All collection is analyst-initiated or analyst-configured. This architecture is distinct from autonomous continuous web collection systems: the `initiated_by` NOT NULL database constraint is the architectural boundary between the two approaches.

## Use Cases

Analyst-Driven OSINT Collection is used across defence intelligence, financial crime investigation, and national cybersecurity sectors.
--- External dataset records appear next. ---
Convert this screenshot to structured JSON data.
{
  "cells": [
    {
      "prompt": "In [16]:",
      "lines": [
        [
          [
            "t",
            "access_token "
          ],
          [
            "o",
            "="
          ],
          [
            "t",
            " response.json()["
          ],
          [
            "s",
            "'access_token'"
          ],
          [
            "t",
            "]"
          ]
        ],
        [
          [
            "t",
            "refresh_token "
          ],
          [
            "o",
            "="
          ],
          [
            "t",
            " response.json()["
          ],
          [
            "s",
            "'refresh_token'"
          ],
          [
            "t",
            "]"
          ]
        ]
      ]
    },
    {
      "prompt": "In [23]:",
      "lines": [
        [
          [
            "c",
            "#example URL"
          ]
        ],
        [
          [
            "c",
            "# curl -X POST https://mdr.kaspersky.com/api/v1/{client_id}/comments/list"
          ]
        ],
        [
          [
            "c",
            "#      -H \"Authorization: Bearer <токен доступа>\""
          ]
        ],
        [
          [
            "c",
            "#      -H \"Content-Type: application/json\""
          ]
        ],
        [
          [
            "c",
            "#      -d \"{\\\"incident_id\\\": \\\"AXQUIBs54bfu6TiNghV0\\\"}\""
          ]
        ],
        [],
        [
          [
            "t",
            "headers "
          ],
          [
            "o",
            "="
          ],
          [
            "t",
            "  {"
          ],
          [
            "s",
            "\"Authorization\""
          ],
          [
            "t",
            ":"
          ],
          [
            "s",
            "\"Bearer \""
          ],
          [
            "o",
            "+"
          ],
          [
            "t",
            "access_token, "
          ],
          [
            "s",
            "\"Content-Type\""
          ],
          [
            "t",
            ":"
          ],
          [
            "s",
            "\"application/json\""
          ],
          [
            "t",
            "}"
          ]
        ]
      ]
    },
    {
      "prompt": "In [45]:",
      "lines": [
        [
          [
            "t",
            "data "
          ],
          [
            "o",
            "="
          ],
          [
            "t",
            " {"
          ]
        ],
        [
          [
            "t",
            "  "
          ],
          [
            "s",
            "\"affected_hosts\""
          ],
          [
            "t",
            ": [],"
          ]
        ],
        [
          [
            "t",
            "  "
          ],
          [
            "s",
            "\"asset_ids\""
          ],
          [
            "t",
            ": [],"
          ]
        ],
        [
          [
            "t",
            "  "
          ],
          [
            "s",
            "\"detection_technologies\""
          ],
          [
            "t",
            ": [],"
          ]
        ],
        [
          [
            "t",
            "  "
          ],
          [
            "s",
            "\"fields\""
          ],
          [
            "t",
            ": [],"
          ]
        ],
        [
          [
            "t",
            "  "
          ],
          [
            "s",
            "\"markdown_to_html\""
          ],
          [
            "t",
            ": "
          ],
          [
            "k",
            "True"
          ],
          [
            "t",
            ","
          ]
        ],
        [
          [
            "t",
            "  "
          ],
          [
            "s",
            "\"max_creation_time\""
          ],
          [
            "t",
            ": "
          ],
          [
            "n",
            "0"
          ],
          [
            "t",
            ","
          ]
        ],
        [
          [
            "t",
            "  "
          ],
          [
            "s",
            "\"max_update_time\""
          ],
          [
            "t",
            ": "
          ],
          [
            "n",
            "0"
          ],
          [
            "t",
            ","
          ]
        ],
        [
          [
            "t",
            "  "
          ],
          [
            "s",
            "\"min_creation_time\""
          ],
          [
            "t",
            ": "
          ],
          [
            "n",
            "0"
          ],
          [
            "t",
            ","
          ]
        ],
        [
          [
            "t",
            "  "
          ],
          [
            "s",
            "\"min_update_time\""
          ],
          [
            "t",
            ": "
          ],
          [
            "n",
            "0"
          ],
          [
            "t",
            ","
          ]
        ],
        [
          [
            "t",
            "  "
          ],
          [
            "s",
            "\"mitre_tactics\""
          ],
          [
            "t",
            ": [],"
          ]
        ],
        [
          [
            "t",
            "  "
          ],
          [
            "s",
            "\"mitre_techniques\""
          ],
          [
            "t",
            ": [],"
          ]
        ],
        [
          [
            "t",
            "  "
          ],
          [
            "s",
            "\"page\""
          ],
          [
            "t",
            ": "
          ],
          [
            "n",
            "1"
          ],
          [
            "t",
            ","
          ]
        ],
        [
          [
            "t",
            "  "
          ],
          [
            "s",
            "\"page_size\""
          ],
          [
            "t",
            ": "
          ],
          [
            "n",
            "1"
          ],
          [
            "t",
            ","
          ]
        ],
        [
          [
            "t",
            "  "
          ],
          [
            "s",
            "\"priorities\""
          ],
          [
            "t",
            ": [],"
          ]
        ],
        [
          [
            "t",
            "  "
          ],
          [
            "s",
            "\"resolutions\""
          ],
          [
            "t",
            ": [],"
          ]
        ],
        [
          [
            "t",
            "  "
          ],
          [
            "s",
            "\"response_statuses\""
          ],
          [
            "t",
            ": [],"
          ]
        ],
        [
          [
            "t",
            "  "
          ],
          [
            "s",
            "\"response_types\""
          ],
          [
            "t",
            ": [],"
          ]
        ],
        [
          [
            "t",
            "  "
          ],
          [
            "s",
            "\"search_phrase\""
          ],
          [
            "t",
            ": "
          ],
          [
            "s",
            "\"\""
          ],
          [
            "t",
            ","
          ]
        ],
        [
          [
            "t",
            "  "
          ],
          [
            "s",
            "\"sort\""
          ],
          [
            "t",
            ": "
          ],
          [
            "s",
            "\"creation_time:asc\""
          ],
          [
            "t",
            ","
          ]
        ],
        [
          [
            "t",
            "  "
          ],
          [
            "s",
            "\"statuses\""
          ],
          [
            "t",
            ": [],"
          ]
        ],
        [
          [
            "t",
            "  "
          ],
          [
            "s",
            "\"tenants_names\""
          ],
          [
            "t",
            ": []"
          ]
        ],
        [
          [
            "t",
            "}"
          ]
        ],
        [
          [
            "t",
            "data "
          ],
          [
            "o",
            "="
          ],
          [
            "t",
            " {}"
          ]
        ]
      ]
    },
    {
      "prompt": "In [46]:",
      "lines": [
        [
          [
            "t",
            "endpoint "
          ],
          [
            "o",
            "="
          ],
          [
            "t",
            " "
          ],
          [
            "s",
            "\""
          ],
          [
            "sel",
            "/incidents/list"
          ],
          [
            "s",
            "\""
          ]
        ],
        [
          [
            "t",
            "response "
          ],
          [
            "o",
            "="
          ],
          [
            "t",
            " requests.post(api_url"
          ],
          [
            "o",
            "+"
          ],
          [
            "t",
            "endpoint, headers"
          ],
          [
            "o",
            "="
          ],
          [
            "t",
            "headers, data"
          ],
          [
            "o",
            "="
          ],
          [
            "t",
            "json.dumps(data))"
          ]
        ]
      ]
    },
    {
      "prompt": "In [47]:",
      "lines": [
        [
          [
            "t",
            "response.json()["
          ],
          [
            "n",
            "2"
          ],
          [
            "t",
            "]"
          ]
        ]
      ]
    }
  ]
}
- **Targeted Investigation**: An analyst investigating a threat actor enters a target query and initiates a manual collection task across configured OSINT providers, with the justification documented in the task record.
- **Structured Feed Monitoring**: An analyst subscribes to a government CERT TAXII 2.1 feed. The platform polls the feed on the configured interval and ingests new STIX indicators automatically, with the analyst's UUID attached to every resulting collection task.
- **Dark Web Monitoring**: An analyst configures a dark web collection scope for a specific organisation or credential type, with justification recorded. Collection executes against configured dark web sources and results feed into the intelligence graph.
- **ISAC Participation**: The platform consumes TAXII 2.1 feeds from sector ISACs, normalising STIX 2.1 indicators into actionable intelligence for the organisation's threat model.

## Integration

- **Intelligence Graph**: STIX objects ingested from collection tasks are converted to graph nodes and edges in the Neo4j intelligence graph, maintaining provenance links to the source `OsintCollectionTask`.
- **Threat Intel Domain**: Collection results flow into the threat intelligence pipeline for correlation and enrichment.
- **Alerting**: New STIX indicators from TAXII feeds can trigger alerts against existing monitored entities.
- **MISP Integration**: MISP sharing events are ingested via the MISP connector, which creates `OsintCollectionTask` records with `trigger_type = TAXII_FEED_SUBSCRIPTION` where the MISP feed was analyst-configured.